Pretty obvious, but not all that surprising. It's trivially easy to cheat during online chess. Strangely, people will cheat to assuage their inherent feeling of inferiority. It explains a LOT of human behavior, not just here. I'm not sure what my dominant emotion is: anger, pity, or amusement. (In the meantime, I'm trying my best to respond to Ne5 !!!)

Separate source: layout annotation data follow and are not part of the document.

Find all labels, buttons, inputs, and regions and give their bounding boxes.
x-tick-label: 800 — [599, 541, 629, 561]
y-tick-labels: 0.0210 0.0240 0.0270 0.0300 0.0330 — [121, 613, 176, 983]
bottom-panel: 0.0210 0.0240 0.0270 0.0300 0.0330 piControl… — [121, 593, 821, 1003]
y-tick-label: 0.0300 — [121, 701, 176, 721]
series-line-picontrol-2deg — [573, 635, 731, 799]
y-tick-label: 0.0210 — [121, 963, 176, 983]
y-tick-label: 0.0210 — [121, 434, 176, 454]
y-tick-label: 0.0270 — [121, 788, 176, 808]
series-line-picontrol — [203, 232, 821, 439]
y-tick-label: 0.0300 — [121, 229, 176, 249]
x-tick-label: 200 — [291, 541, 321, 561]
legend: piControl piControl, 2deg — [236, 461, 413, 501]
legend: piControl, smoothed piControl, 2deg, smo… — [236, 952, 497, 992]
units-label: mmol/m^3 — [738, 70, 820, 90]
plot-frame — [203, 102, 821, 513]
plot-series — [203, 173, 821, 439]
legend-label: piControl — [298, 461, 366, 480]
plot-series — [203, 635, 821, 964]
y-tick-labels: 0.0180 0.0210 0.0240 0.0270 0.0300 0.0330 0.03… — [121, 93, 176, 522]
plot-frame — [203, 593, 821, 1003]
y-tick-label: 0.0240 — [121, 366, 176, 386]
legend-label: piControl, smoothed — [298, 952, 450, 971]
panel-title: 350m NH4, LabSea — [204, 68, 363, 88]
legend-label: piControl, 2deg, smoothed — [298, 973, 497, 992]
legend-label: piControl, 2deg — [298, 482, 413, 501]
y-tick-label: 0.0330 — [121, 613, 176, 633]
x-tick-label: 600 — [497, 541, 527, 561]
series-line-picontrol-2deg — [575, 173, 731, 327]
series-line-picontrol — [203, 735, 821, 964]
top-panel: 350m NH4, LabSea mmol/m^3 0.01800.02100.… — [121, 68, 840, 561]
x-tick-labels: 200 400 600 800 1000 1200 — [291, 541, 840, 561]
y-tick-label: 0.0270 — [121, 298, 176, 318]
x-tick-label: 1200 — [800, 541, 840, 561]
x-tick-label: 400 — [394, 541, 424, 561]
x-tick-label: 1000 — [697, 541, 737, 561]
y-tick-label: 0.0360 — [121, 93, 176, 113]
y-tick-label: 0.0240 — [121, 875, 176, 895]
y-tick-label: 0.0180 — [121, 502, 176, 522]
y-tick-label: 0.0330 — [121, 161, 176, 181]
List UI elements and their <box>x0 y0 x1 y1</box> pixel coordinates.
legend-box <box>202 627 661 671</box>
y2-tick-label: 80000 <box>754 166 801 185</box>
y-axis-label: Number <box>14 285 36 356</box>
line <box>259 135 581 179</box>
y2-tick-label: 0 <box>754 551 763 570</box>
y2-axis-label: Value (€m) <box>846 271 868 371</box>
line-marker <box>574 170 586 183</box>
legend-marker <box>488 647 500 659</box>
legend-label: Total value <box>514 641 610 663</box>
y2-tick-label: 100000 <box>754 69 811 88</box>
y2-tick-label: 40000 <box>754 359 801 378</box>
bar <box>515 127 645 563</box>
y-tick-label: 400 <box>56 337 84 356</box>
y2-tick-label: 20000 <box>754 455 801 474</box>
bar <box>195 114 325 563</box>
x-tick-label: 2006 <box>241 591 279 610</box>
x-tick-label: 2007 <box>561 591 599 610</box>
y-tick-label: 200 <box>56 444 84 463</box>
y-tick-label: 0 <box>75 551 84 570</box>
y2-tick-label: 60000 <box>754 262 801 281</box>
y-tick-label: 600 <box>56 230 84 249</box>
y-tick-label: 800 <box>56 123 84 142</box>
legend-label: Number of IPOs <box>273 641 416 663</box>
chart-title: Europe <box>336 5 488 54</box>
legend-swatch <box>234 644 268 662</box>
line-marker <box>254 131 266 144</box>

Thanks for your input, Cleptomania.
I never had any intention of accusing anyone. I came upon a situation that aroused my suspicions and piqued my curiosity as to whether I could somehow make an infallible determination concerning that person - a personal challenge, not a public one. I wasn't sure what the limited computer analysis actually revealed, so I put the issue in a public forum and received a crash course in compter analysis. As a rule, I don't believe that worrying about cheaters is worth the paranoia and too much "protection" or surveillance might actually be worse than none at all. Still, as an academic exercise, I would find it interesting to learn the indicative signs that differentiate your opponent's moves as human or computer-generated.
now, may I have my wallet back?
Ha! Thanks for the response. I've been playing chess for decades, most of it stuck at a low class-A level, and knowing something about my own limitations, I don't think most amateurs are qualified to judge an issue like this. A lot of posters here are sure they have the answer, but I believe it is not so clear. Thanks for the interesting subjects to ponder.